Blogger Blonde said...

I LOVE IT!!!

A guy finally talks about a woman who stinks like a dumpster behind a seafood restaraunt! HA!

Now she had a shield of clothing and panties to sort of block the funk...can you imagine full nudity funk???

Blogger WhiteBoyBob said...

Fucking hysterical dude! Not only was that a very funny story, but your eloquent use of swearing was perfect, particularly the build up to the use of "cunt". I doff my cap to you sir!

Blogger Calzone said...

I'm so turned on right now

Blogger Dan-E said...

i have that song in my head now. "ooooo that smell!..." and I was eating a tuna sandwich, too.

bastard.

Blogger Übermilf said...

See, I have the Parliament song "We Want the Funk. Give us the Funk. Awwww.... We want the funk. gotta have that funk."

Please ignore my crazy use of capital letters in the lyrics.

Blogger The real me said...

Todd, I said crawl TO the toilet, not INTO the toilet!

But yes, size 4, thanks.

Blogger yournamehere said...

shaken,
the dvd comes with a Scratch-n-Sniff booklet.

jj,
I wasn't sure if anyone would 'get' Lexington Steele.

nick,
it is maleodorous.

mary,
thanks for the comment. I'm glad you liked the story of one of the most horrific moments of my life.

blonde,
oh, I longed for the smell of Red Lobster's dumpster! I'm guessing her panties disintigrated, leaving one less funk barrier.
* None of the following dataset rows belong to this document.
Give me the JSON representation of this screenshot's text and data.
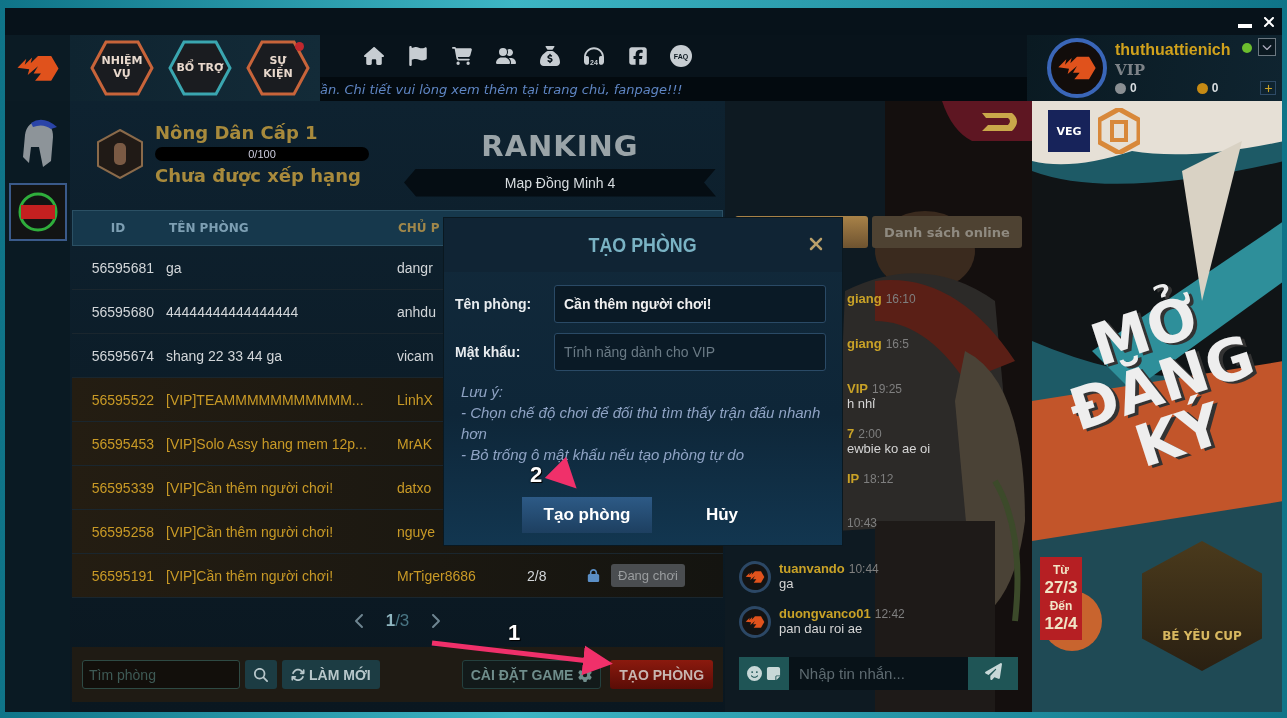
{
  "top_bar": {
    "hex_buttons": [
      {
        "label": "NHIỆM\nVỤ",
        "color": "#c8643a",
        "notice": false
      },
      {
        "label": "BỔ TRỢ",
        "color": "#3aa6b0",
        "notice": false
      },
      {
        "label": "SỰ\nKIỆN",
        "color": "#c8643a",
        "notice": true
      }
    ],
    "icons": [
      {
        "kind": "home"
      },
      {
        "kind": "flag"
      },
      {
        "kind": "cart"
      },
      {
        "kind": "friends"
      },
      {
        "kind": "money"
      },
      {
        "kind": "support",
        "label": "24"
      },
      {
        "kind": "facebook"
      },
      {
        "kind": "faq",
        "label": "FAQ"
      }
    ],
    "marquee": "ần. Chi tiết vui lòng xem thêm tại trang chủ, fanpage!!!"
  },
  "profile": {
    "username": "thuthuattienich",
    "rank": "VIP",
    "silver": "0",
    "gold": "0",
    "online": true
  },
  "level": {
    "title": "Nông Dân Cấp 1",
    "progress": "0/100",
    "level": 0,
    "rank_status": "Chưa được xếp hạng"
  },
  "ranking": {
    "title": "RANKING",
    "map": "Map Đồng Minh 4"
  },
  "room_table": {
    "columns": [
      "ID",
      "TÊN PHÒNG",
      "CHỦ P"
    ],
    "rows": [
      {
        "id": "56595681",
        "name": "ga",
        "owner": "dangr",
        "vip": false
      },
      {
        "id": "56595680",
        "name": "44444444444444444",
        "owner": "anhdu",
        "vip": false
      },
      {
        "id": "56595674",
        "name": "shang 22 33 44 ga",
        "owner": "vicam",
        "vip": false
      },
      {
        "id": "56595522",
        "name": "[VIP]TEAMMMMMMMMMMM...",
        "owner": "LinhX",
        "vip": true
      },
      {
        "id": "56595453",
        "name": "[VIP]Solo Assy hang mem 12p...",
        "owner": "MrAK",
        "vip": true
      },
      {
        "id": "56595339",
        "name": "[VIP]Cần thêm người chơi!",
        "owner": "datxo",
        "vip": true
      },
      {
        "id": "56595258",
        "name": "[VIP]Cần thêm người chơi!",
        "owner": "nguye",
        "vip": true
      },
      {
        "id": "56595191",
        "name": "[VIP]Cần thêm người chơi!",
        "owner": "MrTiger8686",
        "players": "2/8",
        "locked": true,
        "status": "Đang chơi",
        "vip": true
      }
    ]
  },
  "pagination": {
    "page": "**1**/3"
  },
  "toolbar": {
    "search_placeholder": "Tìm phòng",
    "refresh": "LÀM MỚI",
    "settings": "CÀI ĐẶT GAME",
    "create": "TẠO PHÒNG"
  },
  "chat": {
    "tabs": [
      {
        "selected": true
      },
      {
        "label": "Danh sách online",
        "selected": false
      }
    ],
    "messages": [
      {
        "name": "giang",
        "time": "16:10",
        "partial": true
      },
      {
        "name": "giang",
        "time": "16:5",
        "partial": true
      },
      {
        "name": "VIP",
        "time": "19:25",
        "text": "h nhỉ",
        "partial": true
      },
      {
        "name": "7",
        "time": "2:00",
        "text": "ewbie ko ae oi",
        "partial": true
      },
      {
        "name": "IP",
        "time": "18:12",
        "partial": true
      },
      {
        "time": "10:43",
        "partial": true
      },
      {
        "name": "tuanvando",
        "time": "10:44",
        "text": "ga",
        "partial": false
      },
      {
        "name": "duongvanco01",
        "time": "12:42",
        "text": "pan dau roi ae",
        "partial": false
      }
    ],
    "input_placeholder": "Nhập tin nhắn..."
  },
  "banner": {
    "sponsor": "VEG",
    "headline": [
      "MỞ",
      "ĐĂNG",
      "KÝ"
    ],
    "from_label": "Từ",
    "from": "27/3",
    "to_label": "Đến",
    "to": "12/4",
    "cup": "BÉ YÊU CUP"
  },
  "dialog": {
    "title": "TẠO PHÒNG",
    "fields": [
      {
        "label": "Tên phòng:",
        "value": "Cần thêm người chơi!"
      },
      {
        "label": "Mật khẩu:",
        "placeholder": "Tính năng dành cho VIP"
      }
    ],
    "note_title": "Lưu ý:",
    "notes": [
      "- Chọn chế độ chơi để đối thủ tìm thấy trận đấu nhanh hơn",
      "- Bỏ trống ô mật khẩu nếu tạo phòng tự do"
    ],
    "buttons": [
      {
        "label": "Tạo phòng",
        "kind": "primary"
      },
      {
        "label": "Hủy",
        "kind": "plain"
      }
    ]
  },
  "annotations": [
    {
      "label": "1"
    },
    {
      "label": "2"
    }
  ]
}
Blogger yournamehere said...

bob,
thanks. Nothing like a cunt build up.

calzone,
if you're a fire-breathing Dragon, I'm sure coming into contact with her would cause an explosion.

dan,
at least you weren't eating the subject of the story.

ubie,
I knew you'd be down with the P-Funk.

real,
Are you sure you didn't secretly edit that? I thought you said "into".
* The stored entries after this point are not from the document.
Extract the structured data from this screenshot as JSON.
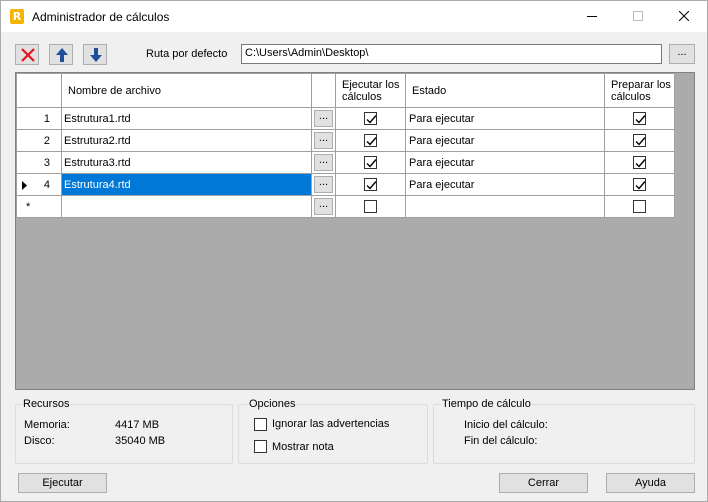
{
  "window": {
    "title": "Administrador de cálculos",
    "icon_letter": "R"
  },
  "toolbar": {
    "path_label": "Ruta por defecto",
    "path_value": "C:\\Users\\Admin\\Desktop\\",
    "browse_label": "..."
  },
  "grid": {
    "columns": {
      "name": "Nombre de archivo",
      "run": "Ejecutar los cálculos",
      "state": "Estado",
      "prepare": "Preparar los cálculos"
    },
    "rows": [
      {
        "num": "1",
        "file": "Estrutura1.rtd",
        "dots": "...",
        "run": true,
        "state": "Para ejecutar",
        "prepare": true,
        "selected": false
      },
      {
        "num": "2",
        "file": "Estrutura2.rtd",
        "dots": "...",
        "run": true,
        "state": "Para ejecutar",
        "prepare": true,
        "selected": false
      },
      {
        "num": "3",
        "file": "Estrutura3.rtd",
        "dots": "...",
        "run": true,
        "state": "Para ejecutar",
        "prepare": true,
        "selected": false
      },
      {
        "num": "4",
        "file": "Estrutura4.rtd",
        "dots": "...",
        "run": true,
        "state": "Para ejecutar",
        "prepare": true,
        "selected": true
      }
    ],
    "new_row": {
      "marker": "*",
      "dots": "..."
    }
  },
  "resources": {
    "title": "Recursos",
    "memory_label": "Memoria:",
    "memory_value": "4417 MB",
    "disk_label": "Disco:",
    "disk_value": "35040 MB"
  },
  "options": {
    "title": "Opciones",
    "ignore_warnings": "Ignorar las advertencias",
    "ignore_checked": false,
    "show_note": "Mostrar nota",
    "show_note_checked": false
  },
  "timing": {
    "title": "Tiempo de cálculo",
    "start_label": "Inicio del cálculo:",
    "end_label": "Fin del cálculo:"
  },
  "buttons": {
    "run": "Ejecutar",
    "close": "Cerrar",
    "help": "Ayuda"
  },
  "colors": {
    "selection": "#0078d7",
    "delete": "#e81123",
    "arrows": "#1f4e9a",
    "app_icon": "#f4b400"
  }
}
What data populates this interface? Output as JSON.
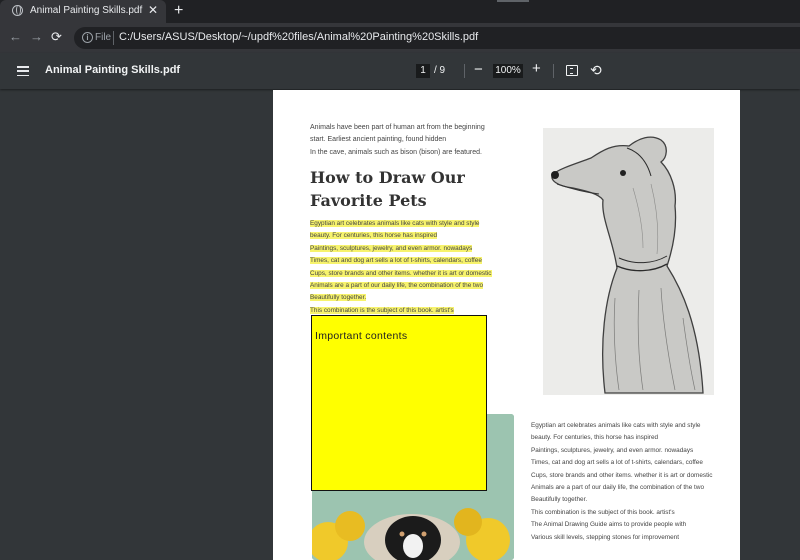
{
  "browser": {
    "tab_title": "Animal Painting Skills.pdf",
    "tab_close": "✕",
    "new_tab": "+",
    "scheme_label": "File",
    "url": "C:/Users/ASUS/Desktop/~/updf%20files/Animal%20Painting%20Skills.pdf"
  },
  "viewer": {
    "title": "Animal Painting Skills.pdf",
    "current_page": "1",
    "page_total": "/ 9",
    "zoom": "100%"
  },
  "document": {
    "intro_lines": [
      "Animals have been part of human art from the beginning",
      "start. Earliest ancient painting, found hidden",
      "In the cave, animals such as bison (bison) are featured."
    ],
    "heading_lines": [
      "How to Draw Our",
      "Favorite Pets"
    ],
    "highlighted_lines": [
      "Egyptian art celebrates animals like cats with style and style",
      "beauty. For centuries, this horse has inspired",
      "Paintings, sculptures, jewelry, and even armor. nowadays",
      "Times, cat and dog art sells a lot of t-shirts, calendars, coffee",
      "Cups, store brands and other items. whether it is art or domestic",
      "Animals are a part of our daily life, the combination of the two",
      "Beautifully together.",
      "This combination is the subject of this book. artist's"
    ],
    "right_column_lines": [
      "Egyptian art celebrates animals like cats with style and style",
      "beauty. For centuries, this horse has inspired",
      "Paintings, sculptures, jewelry, and even armor. nowadays",
      "Times, cat and dog art sells a lot of t-shirts, calendars, coffee",
      "Cups, store brands and other items. whether it is art or domestic",
      "Animals are a part of our daily life, the combination of the two",
      "Beautifully together.",
      "This combination is the subject of this book. artist's",
      "The Animal Drawing Guide aims to provide people with",
      "Various skill levels, stepping stones for improvement"
    ],
    "sticky_note": "Important contents"
  },
  "colors": {
    "highlight": "#f7f36d",
    "sticky_note": "#ffff00"
  }
}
Blogger IndependentGrl said...

We had a Have a Nice Day Cafe in Pittsburgh and my 3 friend and I drank 3 of those fish bowls - life was good, and we all smelled good!

Blogger The real me said...

No editing. I promise.

Maybe somehow a Freudian slipped and hit his head on the toilet...

Blogger yournamehere said...

indie,
that's what I like; drunk girls who smell good.

real,
damn those clumsy Freudians.

Blogger Brookelina said...

Maybe she had a fish in her hoo hah.